Il produisait la facture de la taxe annuelle envoyée à la recourante le 23 février 2023. Celle-ci indiquait l’année (2023) et son montant diminué de moitié aurait dû interpeller la recourante, une exemption partielle en raison de la pandémie étant peu vraisemblable en 2023, alors qu’une exemption avait été prévue en 2022. Aucun problème de vol de courrier n’avait été établi par les enquêtes, si bien que la crédibilité de la recourante était douteuse. Un courrier avait été envoyé pour chaque AUADP à son titulaire. Quelques 624 courriers, soit plus de la moitié de ceux de l’année, avaient été postés le 5 janvier 2023. Les paquets suivants avaient été envoyés les 1er mars, 31 mars, 2 mai et 31 mai 2023. Lorsqu’un courrier avait été reçu en retour, la PCTN avait pris contact avec chaque chauffeur concerné afin de rectifier son adresse ou le convoquer par téléphone. Une dizaine de chauffeurs avaient recouru en invoquant la non-réception du courrier. Tous les recours jugés avaient été rejetés. Devant le Tribunal fédéral, deux recours étaient pendants, et deux autres avaient été déclarés irrecevables. Dans tous les cas, il avait pu fournir la preuve de la distribution.

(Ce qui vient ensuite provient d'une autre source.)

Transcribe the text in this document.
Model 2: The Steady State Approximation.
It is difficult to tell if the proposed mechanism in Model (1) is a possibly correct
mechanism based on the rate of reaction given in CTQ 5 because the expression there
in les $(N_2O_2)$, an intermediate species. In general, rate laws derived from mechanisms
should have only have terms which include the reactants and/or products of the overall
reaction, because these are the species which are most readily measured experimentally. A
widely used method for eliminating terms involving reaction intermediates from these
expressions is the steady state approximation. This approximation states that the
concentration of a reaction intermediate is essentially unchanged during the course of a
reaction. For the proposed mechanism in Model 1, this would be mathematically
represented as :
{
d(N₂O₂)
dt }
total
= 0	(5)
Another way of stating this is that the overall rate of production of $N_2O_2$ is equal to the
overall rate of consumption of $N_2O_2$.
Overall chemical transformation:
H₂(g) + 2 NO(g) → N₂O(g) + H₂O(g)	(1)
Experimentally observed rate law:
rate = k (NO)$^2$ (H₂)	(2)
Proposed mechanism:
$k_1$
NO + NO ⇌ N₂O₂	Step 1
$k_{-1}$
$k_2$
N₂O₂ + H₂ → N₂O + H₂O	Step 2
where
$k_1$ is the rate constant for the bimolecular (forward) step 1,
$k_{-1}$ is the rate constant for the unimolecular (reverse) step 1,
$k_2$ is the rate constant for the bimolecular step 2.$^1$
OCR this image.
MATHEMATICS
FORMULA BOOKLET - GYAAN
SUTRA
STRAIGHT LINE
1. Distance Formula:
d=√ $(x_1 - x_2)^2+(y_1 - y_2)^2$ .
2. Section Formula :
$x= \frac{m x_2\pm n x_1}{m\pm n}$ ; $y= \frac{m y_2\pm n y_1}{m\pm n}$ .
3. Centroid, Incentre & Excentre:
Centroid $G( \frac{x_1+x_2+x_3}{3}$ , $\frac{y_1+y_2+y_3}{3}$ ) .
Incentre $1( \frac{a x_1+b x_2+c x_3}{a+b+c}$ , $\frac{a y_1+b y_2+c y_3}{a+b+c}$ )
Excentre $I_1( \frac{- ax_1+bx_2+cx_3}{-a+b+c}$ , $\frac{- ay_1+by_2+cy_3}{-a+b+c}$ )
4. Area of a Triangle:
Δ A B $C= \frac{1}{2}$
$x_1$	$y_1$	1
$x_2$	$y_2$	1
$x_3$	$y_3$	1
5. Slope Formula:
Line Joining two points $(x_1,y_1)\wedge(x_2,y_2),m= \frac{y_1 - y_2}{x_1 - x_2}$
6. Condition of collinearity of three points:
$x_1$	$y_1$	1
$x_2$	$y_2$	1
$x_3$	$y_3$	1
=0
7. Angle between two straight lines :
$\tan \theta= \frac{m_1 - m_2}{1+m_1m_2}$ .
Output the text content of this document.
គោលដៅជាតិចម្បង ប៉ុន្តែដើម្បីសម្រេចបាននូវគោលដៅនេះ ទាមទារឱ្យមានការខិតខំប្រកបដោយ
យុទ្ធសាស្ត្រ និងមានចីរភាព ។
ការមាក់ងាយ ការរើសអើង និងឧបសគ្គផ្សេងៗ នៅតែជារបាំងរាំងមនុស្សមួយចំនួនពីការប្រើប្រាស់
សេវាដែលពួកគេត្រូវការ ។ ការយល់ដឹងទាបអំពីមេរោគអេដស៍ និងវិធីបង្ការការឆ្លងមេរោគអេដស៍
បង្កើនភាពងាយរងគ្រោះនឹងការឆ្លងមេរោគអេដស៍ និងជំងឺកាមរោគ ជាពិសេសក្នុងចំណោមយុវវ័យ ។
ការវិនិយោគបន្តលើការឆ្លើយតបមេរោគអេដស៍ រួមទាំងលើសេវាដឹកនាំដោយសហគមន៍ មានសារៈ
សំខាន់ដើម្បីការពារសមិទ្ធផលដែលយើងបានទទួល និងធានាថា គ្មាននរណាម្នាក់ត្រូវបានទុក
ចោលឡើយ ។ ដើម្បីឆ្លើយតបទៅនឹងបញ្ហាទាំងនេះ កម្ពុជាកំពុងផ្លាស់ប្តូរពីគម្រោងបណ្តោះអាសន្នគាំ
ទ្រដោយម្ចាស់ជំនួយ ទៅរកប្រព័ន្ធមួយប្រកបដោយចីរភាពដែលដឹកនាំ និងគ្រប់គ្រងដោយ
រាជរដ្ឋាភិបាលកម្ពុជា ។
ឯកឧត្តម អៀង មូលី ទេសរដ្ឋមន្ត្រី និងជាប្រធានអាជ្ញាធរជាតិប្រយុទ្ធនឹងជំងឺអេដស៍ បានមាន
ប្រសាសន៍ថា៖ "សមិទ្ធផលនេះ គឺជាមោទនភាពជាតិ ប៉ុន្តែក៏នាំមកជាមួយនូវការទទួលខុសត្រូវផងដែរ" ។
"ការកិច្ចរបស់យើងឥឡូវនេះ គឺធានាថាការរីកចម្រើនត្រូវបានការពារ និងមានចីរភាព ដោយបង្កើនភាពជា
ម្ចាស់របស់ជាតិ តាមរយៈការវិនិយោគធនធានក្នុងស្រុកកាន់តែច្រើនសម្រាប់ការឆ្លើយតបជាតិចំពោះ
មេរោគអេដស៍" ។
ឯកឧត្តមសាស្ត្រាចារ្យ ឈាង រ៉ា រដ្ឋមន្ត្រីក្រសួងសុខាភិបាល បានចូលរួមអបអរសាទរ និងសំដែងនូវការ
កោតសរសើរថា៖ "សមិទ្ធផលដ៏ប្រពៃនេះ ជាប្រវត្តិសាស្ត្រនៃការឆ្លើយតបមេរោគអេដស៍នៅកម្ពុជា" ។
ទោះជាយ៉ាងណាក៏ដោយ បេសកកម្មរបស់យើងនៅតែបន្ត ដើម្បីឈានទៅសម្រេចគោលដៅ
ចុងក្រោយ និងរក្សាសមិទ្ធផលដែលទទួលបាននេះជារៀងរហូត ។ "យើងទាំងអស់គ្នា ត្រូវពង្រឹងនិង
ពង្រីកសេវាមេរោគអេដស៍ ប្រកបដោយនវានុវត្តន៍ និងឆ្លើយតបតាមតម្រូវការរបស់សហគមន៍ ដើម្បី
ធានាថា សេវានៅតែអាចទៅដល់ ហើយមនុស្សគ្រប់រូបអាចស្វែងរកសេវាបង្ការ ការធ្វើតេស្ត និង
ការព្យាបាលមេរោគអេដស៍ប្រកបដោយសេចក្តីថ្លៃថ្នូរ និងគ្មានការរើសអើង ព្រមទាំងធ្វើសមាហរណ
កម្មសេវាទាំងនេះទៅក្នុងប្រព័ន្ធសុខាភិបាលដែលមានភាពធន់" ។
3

h. Le 4 juin 2024, la recourante a persisté dans ses conclusions et conclu à la suspension de la procédure jusqu’à droit jugé sur les recours pendants au Tribunal fédéral, dont les arrêts lieraient la chambre administrative.

i. Le 6 juin 2024, les parties ont été informées que la cause était gardée à juger.

EN DROIT

1.             Interjeté en temps utile devant la juridiction compétente, le recours est recevable (art. 132 de la loi sur l'organisation judiciaire du 26 septembre 2010 - LOJ - E 2 05 ; art. 62 al. 1 let. a de la loi sur la procédure administrative du 12 septembre 1985 - LPA - E 5 10).

2.             La recourante a conclu à l’audition de témoins.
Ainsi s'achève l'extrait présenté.